Legislative leaders will get their chance to weigh in on Gov. Tim Pawlenty's unallotment plan at a meeting Thursday with Budget Commissioner Tom Hanson. It is safe to say they are less than thrilled.
At the meeting, DFL leaders will be able to talk and listen, but in the end they won't have any ability to stop the governor from carrying out his plans.
"We don't have a say in what [Pawlenty is] going to choose to do here, and that's what really is very disturbing," said Assistant Senate Majority Leader Tarryl Clark, DFL-St. Cloud. She added: "But I think you will see a robust conversation."
What Clark and the DFL leadership want is for Pawlenty to call a special session of the Legislature to make the adjustments needed to erase the state's remaining $2.7 billion shortfall before the new budget kicks in July 1.
What they're going to get is something much less: a meeting of the Legislative Advisory Commission, a statutory committee of legislators with a strong emphasis on the "advisory" part.
After that, the only alternative left for opponents is for someone to challenge the legality of Pawlenty's exercise of his unallotment powers, a 70-year-old budgetary tool that has been used by Minnesota governors only sparingly until recently.
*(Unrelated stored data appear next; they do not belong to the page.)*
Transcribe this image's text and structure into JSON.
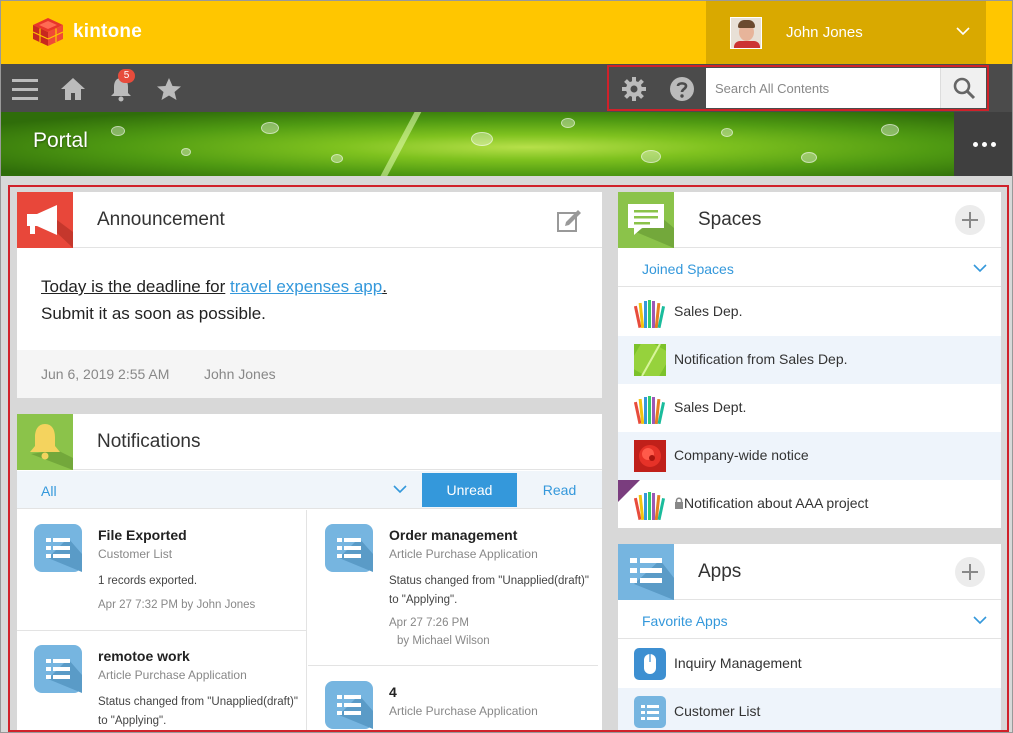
{
  "header": {
    "logo_text": "kintone",
    "user_name": "John Jones",
    "brand_color": "#ffc600"
  },
  "navbar": {
    "notification_count": "5",
    "search_placeholder": "Search All Contents"
  },
  "banner": {
    "title": "Portal"
  },
  "announcement": {
    "title": "Announcement",
    "text_prefix": "Today is the deadline for",
    "link_text": "travel expenses app",
    "text_suffix": ".",
    "line2": "Submit it as soon as possible.",
    "date": "Jun 6, 2019 2:55 AM",
    "author": "John Jones"
  },
  "notifications": {
    "title": "Notifications",
    "filter": "All",
    "tab_unread": "Unread",
    "tab_read": "Read",
    "items": [
      {
        "title": "File Exported",
        "app": "Customer List",
        "message": "1 records exported.",
        "meta": "Apr 27 7:32 PM  by John Jones"
      },
      {
        "title": "Order management",
        "app": "Article Purchase Application",
        "message": "Status changed from \"Unapplied(draft)\" to \"Applying\".",
        "meta_time": "Apr 27 7:26 PM",
        "meta_by": "by Michael Wilson"
      },
      {
        "title": "remotoe work",
        "app": "Article Purchase Application",
        "message": "Status changed from \"Unapplied(draft)\" to \"Applying\"."
      },
      {
        "title": "4",
        "app": "Article Purchase Application"
      }
    ]
  },
  "spaces": {
    "title": "Spaces",
    "section": "Joined Spaces",
    "items": [
      {
        "label": "Sales Dep.",
        "thumb": "pencils"
      },
      {
        "label": "Notification from Sales Dep.",
        "thumb": "green-leaf"
      },
      {
        "label": "Sales Dept.",
        "thumb": "pencils"
      },
      {
        "label": "Company-wide notice",
        "thumb": "red-flower"
      },
      {
        "label": "Notification about AAA project",
        "thumb": "pencils",
        "private": true
      }
    ]
  },
  "apps": {
    "title": "Apps",
    "section": "Favorite Apps",
    "items": [
      {
        "label": "Inquiry Management",
        "icon": "mouse-icon"
      },
      {
        "label": "Customer List",
        "icon": "list-icon"
      }
    ]
  }
}
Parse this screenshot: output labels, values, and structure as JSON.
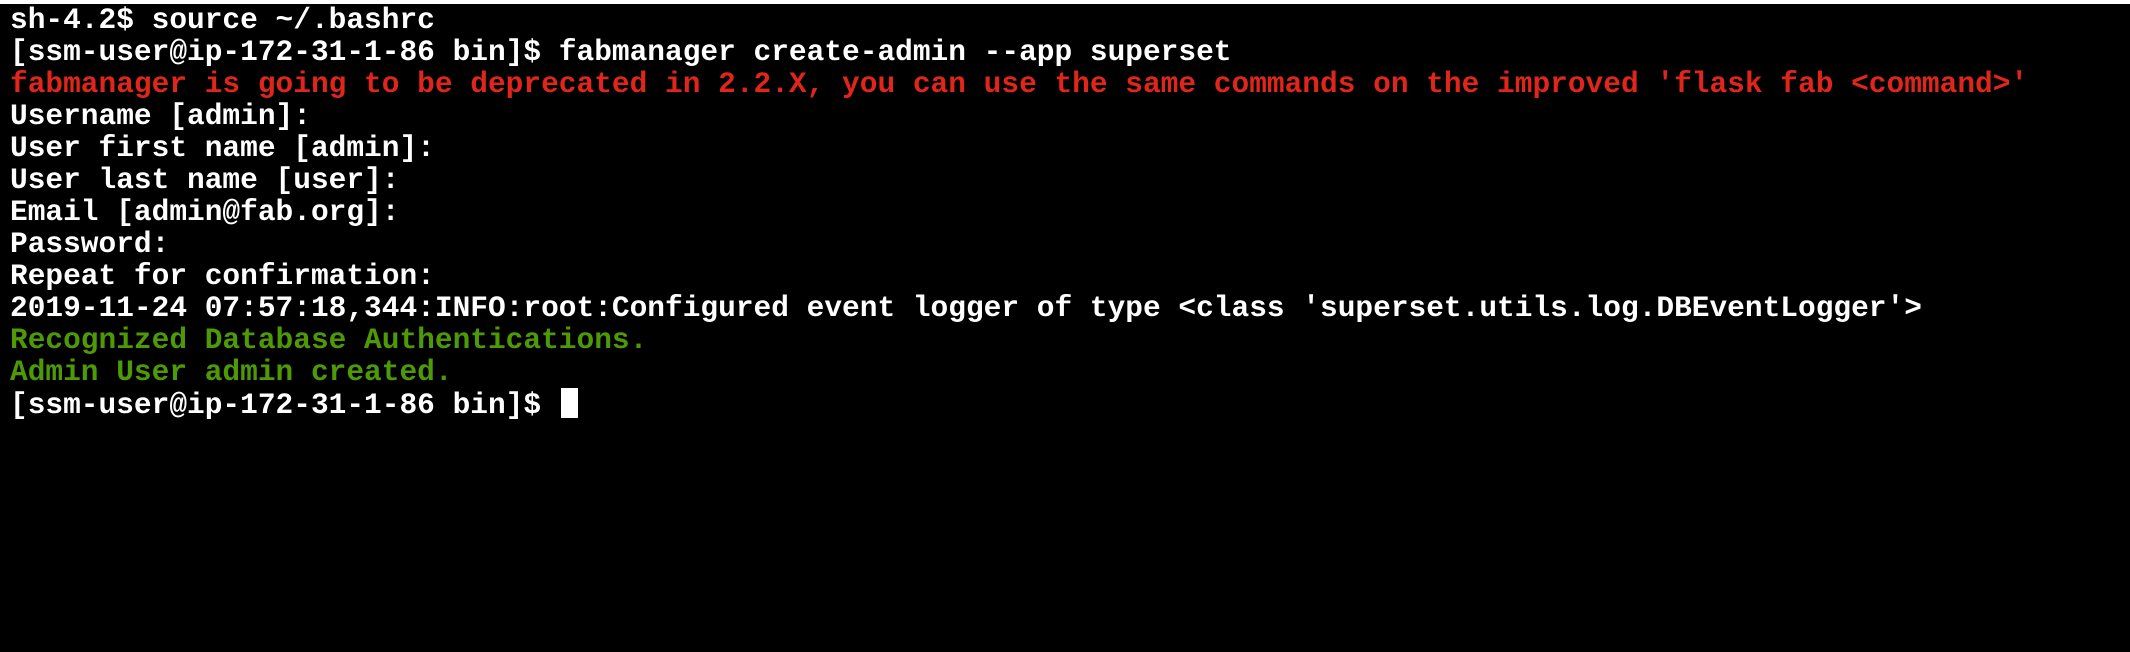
{
  "terminal": {
    "lines": [
      {
        "text": "sh-4.2$ source ~/.bashrc",
        "style": "white"
      },
      {
        "text": "[ssm-user@ip-172-31-1-86 bin]$ fabmanager create-admin --app superset",
        "style": "white"
      },
      {
        "text": "fabmanager is going to be deprecated in 2.2.X, you can use the same commands on the improved 'flask fab <command>'",
        "style": "red"
      },
      {
        "text": "Username [admin]:",
        "style": "white"
      },
      {
        "text": "User first name [admin]:",
        "style": "white"
      },
      {
        "text": "User last name [user]:",
        "style": "white"
      },
      {
        "text": "Email [admin@fab.org]:",
        "style": "white"
      },
      {
        "text": "Password:",
        "style": "white"
      },
      {
        "text": "Repeat for confirmation:",
        "style": "white"
      },
      {
        "text": "2019-11-24 07:57:18,344:INFO:root:Configured event logger of type <class 'superset.utils.log.DBEventLogger'>",
        "style": "white"
      },
      {
        "text": "Recognized Database Authentications.",
        "style": "green"
      },
      {
        "text": "Admin User admin created.",
        "style": "green"
      },
      {
        "text": "[ssm-user@ip-172-31-1-86 bin]$ ",
        "style": "white"
      }
    ]
  },
  "colors": {
    "background": "#000000",
    "text": "#ffffff",
    "warning": "#e0251b",
    "success": "#4e9a06"
  }
}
Two organizations with members affected by Pawlenty's unallotment plans, the League of Minnesota Cities and the Minnesota Hospital Association, said Tuesday that they're continuing to discuss the possibility of mounting a legal challenge.
Gary Carlson, a lobbyist for the League of Cities, said that while the cuts Pawlenty has proposed aren't as deep as the league had feared, "these are still very significant reductions. ... At the city level, we don't have anyplace else to shift our financial troubles."